Laura Cull is Senior Lecturer in Theatre Studies and Director of Postgraduate Research for the School of Arts at the University of Surrey, UK. She is author of the book, Theatres of Immanence: Deleuze and the Ethics of Performance (Palgrave, 2012) and editor of Deleuze and Performance (Edinburgh University Press, 2009). Laura is Secretary of Performance Studies international (PSi) and in 2008 she founded the PSi Performance & Philosophy working group of which she was Chair from 2008-2012. She is now one of the founding conveners of Performance Philosophy – a professional association for researchers interested in the intersection of performance and philosophy.

Karoline Gritzner, “Notes on Movement: what happens between the steps?”

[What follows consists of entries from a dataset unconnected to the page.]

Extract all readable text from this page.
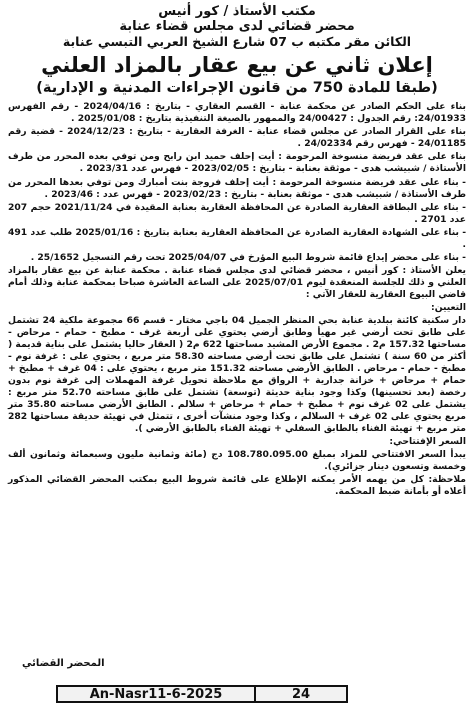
مكتب الأستاذ / كور أنيس
محضر قضائي لدى مجلس قضاء عنابة
الكائن مقر مكتبه ب 07 شارع الشيخ العربي التبسي عنابة
إعلان ثاني عن بيع عقار بالمزاد العلني
(طبقا للمادة 750 من قانون الإجراءات المدنية و الإدارية)

بناء على الحكم الصادر عن محكمة عنابة - القسم العقاري - بتاريخ : 2024/04/16 - رقم الفهرس 24/01933: رقم الجدول : 24/00427 والممهور بالصيغة التنفيذية بتاريخ : 2025/01/08 .

بناء على القرار الصادر عن مجلس قضاء عنابة - الغرفة العقارية - بتاريخ : 2024/12/23 - قضية رقم 24/01185 - فهرس رقم 24/02334 .

بناء على عقد فريضة منسوخة المرحومة : أيت إحلف حميد ابن رابح ومن توفي بعده المحرر من طرف الأستاذة / شبيشب هدى - موثقة بعنابة - بتاريخ : 2023/02/05 - فهرس عدد 2023/31 .

- بناء على عقد فريضة منسوخة المرحومة : أيت إحلف فروجة بنت أمبارك ومن توفي بعدها المحرر من طرف الأستاذة / شبيشب هدى - موثقة بعنابة - بتاريخ : 2023/02/23 - فهرس عدد : 2023/46 .

- بناء على البطاقة العقارية الصادرة عن المحافظة العقارية بعنابة المقيدة في 2021/11/24 حجم 207 عدد 2701 .

- بناء على الشهادة العقارية الصادرة عن المحافظة العقارية بعنابة بتاريخ : 2025/01/16 طلب عدد 491 .

- بناء على محضر إيداع قائمة شروط البيع المؤرخ في 2025/04/07 تحت رقم التسجيل 25/1652 .

يعلن الأستاذ : كور أنيس ، محضر قضائي لدى مجلس قضاء عنابة . محكمة عنابة عن بيع عقار بالمزاد العلني و ذلك للجلسة المنعقدة ليوم 2025/07/01 على الساعة العاشرة صباحا بمحكمة عنابة وذلك أمام قاضي البيوع العقارية للعقار الآتي :

التعيين:

دار سكنية كائنة ببلدية عنابة بحي المنظر الجميل 04 باجي مختار - قسم 66 مجموعة ملكية 24 تشتمل على طابق تحت أرضي غير مهيأ وطابق أرضي يحتوي على أربعة غرف - مطبخ - حمام - مرحاض - مساحتها 157.32 م2 . مجموع الأرض المشيد مساحتها 622 م2 ( العقار حاليا يشتمل على بناية قديمة ( أكثر من 60 سنة ) تشتمل على طابق تحت أرضي مساحته 58.30 متر مربع ، يحتوي على : غرفة نوم - مطبخ - حمام - مرحاض . الطابق الأرضي مساحته 151.32 متر مربع ، يحتوي على : 04 غرف + مطبخ + حمام + مرحاض + خزانة جدارية + الرواق مع ملاحظة تحويل غرفة المهملات إلى غرفة نوم بدون رخصة (بعد تحسينها) وكذا وجود بناية حديثة (توسعة) تشتمل على طابق مساحته 52.70 متر مربع : يشتمل على 02 غرف نوم + مطبخ + حمام + مرحاض + سلالم . الطابق الأرضي مساحته 35.80 متر مربع يحتوي على 02 غرف + السلالم ، وكذا وجود منشآت أخرى ، تتمثل في تهيئة حديقة مساحتها 282 متر مربع + تهيئة الفناء بالطابق السفلي + تهيئة الفناء بالطابق الأرضي ).

السعر الإفتتاحي:

يبدأ السعر الافتتاحي للمزاد بمبلغ 108.780.095.00 دج (مائة وثمانية مليون وسبعمائة وثمانون ألف وخمسة وتسعون دينار جزائري).

ملاحظة: كل من يهمه الأمر يمكنه الإطلاع على قائمة شروط البيع بمكتب المحضر القضائي المذكور أعلاه أو بأمانة ضبط المحكمة.

المحضر القضائي
An-Nasr11-6-2025	24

 This paper addresses the concept of movement as a philosophical and aesthetic idea in selected texts by Kierkegaard, Adorno and Irigaray. In The Concept of Dread Kierkegaard proposes that ‘the very concept of movement is a transcendence which can find no place in logic’. Similarly, movement is central to Irigaray’s metaphysics of sexual difference where fluidity poses a challenge to the logic of the (male) symbolic order. Adorno, too, in his revision of Hegelian philosophy, proposes that ‘philosophy is thought in a perpetual state of motion’. Taking as its reference point the performativity of ‘elemental passions’ (Irigaray) in Argentine tango dance, the paper will examine the interrelationship between material motion and critical fluidity.

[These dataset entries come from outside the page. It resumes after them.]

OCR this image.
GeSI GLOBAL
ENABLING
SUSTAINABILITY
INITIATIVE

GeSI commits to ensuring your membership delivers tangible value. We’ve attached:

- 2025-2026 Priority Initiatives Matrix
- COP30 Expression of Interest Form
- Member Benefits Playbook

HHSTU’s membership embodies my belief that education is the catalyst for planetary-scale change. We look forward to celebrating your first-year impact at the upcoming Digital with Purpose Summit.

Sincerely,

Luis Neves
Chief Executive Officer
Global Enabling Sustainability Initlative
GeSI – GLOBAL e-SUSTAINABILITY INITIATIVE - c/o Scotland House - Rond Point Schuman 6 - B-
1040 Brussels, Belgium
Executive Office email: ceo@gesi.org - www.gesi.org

Karoline Gritzner is a lecturer in Drama and Theatre Studies at Aberystwyth University. She has published on modern British and European drama and on the interrelationship between philosophy and theatre. She is the editor of Eroticism and Death in Theatre and Performance (2010) and has co-edited, with Laura Cull, the Performance Research journal issue ‘On Philosophy and Participation’ (2011). She is one of the core convenors of the Performance Philosophy Network.